The peculiar mix of Gilded Age social science, blind assumptions, and misguided public welfare brought about atrocities that live into the present day. Hatheway doesn’t offer a single quote from Michel Foucault, though he echoes the sentiment in Foucault’s famous comment from The History of Sexuality that “the sodomite had been a temporary aberration; the homosexual was now a species.” And what a blighted, deranged species it was! Homosexuality came to be associated with masturbation, an act so vile that it had reputable medical doctors proclaiming that it “impairs the intellectual and moral faculties, and debases the mind in the highest degree.” One published case avows that masturbation caused a 21-year-old man’s insanity, his effeminacy, and his “morbid attachments for persons of his sex.” In the most dire cases, the cure was castration or hysterectomy.
Hatheway gives scant attention to those voices of the time that sound enlightened to the modern ear. The name of his book, after all, promises an examination of what went wrong, not what went right. He does make room for Magnus Hirschfeld, the gay Jewish-German doctor who fought hard for the legal emancipation of homosexuals. Edward Carpenter, John Addington Symonds, and Walt Whitman, among others, are also offered here as progressives for their time.
The Gilded Age Construction of Modern American Homophobia invites comparisons between then and now.
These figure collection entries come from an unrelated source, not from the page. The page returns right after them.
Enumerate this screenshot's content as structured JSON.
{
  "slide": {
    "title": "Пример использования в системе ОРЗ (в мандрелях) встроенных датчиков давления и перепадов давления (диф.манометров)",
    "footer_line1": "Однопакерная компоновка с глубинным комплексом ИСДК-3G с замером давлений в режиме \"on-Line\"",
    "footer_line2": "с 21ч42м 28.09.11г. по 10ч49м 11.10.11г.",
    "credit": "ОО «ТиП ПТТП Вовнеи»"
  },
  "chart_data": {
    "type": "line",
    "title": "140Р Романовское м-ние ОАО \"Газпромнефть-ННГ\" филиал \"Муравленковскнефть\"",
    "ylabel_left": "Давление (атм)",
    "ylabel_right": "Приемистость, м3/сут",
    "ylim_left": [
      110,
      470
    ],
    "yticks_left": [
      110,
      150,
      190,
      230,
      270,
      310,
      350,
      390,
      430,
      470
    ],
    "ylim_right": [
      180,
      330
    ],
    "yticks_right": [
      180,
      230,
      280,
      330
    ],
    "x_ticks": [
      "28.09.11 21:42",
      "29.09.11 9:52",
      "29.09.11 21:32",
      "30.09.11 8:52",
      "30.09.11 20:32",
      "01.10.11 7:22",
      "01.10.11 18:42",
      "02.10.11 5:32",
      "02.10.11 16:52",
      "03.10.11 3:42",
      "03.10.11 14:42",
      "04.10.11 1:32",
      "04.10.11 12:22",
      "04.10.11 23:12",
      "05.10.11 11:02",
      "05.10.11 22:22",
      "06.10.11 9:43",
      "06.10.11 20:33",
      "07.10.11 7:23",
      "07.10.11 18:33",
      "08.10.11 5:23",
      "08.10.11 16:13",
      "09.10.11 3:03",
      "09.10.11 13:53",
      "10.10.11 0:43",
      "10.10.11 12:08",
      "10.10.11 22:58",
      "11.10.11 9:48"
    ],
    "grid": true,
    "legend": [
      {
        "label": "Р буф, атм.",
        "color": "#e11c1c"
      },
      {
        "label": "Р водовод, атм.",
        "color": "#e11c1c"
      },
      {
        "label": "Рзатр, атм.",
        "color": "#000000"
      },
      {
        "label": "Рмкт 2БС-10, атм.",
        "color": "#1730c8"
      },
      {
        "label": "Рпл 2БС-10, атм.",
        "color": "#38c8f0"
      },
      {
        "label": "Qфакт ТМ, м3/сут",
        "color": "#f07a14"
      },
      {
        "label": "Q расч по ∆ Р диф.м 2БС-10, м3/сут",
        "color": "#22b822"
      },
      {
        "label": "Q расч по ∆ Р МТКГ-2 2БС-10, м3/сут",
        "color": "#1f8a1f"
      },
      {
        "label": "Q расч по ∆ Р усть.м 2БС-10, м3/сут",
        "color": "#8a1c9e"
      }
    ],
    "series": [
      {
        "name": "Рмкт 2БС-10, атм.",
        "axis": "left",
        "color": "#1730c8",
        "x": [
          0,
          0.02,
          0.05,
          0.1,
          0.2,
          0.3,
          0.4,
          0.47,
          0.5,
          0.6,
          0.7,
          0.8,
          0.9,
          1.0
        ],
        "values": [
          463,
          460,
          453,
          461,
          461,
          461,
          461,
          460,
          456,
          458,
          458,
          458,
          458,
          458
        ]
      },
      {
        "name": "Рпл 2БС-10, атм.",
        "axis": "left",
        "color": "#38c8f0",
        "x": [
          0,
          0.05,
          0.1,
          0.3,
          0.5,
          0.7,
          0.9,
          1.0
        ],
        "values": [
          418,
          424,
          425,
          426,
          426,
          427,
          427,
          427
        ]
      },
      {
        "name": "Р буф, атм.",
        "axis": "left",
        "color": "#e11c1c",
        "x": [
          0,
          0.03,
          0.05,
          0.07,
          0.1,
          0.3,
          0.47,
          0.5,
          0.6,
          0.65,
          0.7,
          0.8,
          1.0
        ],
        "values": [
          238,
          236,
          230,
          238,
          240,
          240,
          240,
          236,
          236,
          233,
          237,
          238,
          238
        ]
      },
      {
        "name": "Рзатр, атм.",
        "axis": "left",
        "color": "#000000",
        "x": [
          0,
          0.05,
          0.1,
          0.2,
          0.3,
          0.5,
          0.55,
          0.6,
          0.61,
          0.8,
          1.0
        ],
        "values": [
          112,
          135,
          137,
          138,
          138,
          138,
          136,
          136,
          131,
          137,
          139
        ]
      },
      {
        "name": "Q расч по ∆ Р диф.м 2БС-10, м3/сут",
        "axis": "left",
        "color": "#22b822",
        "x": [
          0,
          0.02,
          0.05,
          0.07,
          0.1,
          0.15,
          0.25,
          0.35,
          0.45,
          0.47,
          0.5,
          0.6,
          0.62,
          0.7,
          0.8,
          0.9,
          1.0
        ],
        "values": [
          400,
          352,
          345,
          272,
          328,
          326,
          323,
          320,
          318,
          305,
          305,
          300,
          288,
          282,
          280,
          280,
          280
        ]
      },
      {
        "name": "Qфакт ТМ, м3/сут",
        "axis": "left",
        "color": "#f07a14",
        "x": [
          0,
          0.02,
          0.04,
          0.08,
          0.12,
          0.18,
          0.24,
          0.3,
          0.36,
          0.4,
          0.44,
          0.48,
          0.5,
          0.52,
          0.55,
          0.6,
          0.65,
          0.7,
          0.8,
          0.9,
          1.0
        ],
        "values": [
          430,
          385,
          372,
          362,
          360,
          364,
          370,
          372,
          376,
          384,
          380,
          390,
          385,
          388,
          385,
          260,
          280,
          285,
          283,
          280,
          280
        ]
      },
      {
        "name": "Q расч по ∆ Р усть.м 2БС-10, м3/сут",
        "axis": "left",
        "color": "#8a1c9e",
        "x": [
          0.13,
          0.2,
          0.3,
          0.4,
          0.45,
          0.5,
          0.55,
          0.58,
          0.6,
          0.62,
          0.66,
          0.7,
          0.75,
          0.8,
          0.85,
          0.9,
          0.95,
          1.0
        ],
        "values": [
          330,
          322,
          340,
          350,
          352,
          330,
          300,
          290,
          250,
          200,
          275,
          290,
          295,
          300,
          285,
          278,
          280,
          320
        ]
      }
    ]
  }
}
Hatheway notes that marriage was to be offered “only to those who showed no ‘signs’ of mental or moral deficiency, for it was a well-known ‘fact’ that inappropriate marriages were ‘the fountainhead of the stream of degeneracy that sweeps through all social systems.’” Then, as now, there was confusion between homosexuality and transvestitism, and it was assumed that gender confusion went hand-in-glove with a same-sex sexual orientation.
Hatheway’s book is appealingly compact, but cursed with a scandalously small type size. With a $45 price tag, one might expect photographs of a few of the books major figures, but its 232 pages is solid text. Cost and design qualms aside, this is an astute and valuable contribution to the sociological history of sex in America.
Matthew Kennedy teaches anthropology at the City College of San Francisco and is the author of Edmund Goulding’s Dark Victory: Hollywood’s Genius Bad Boy (University of Wisconsin Press, 2004).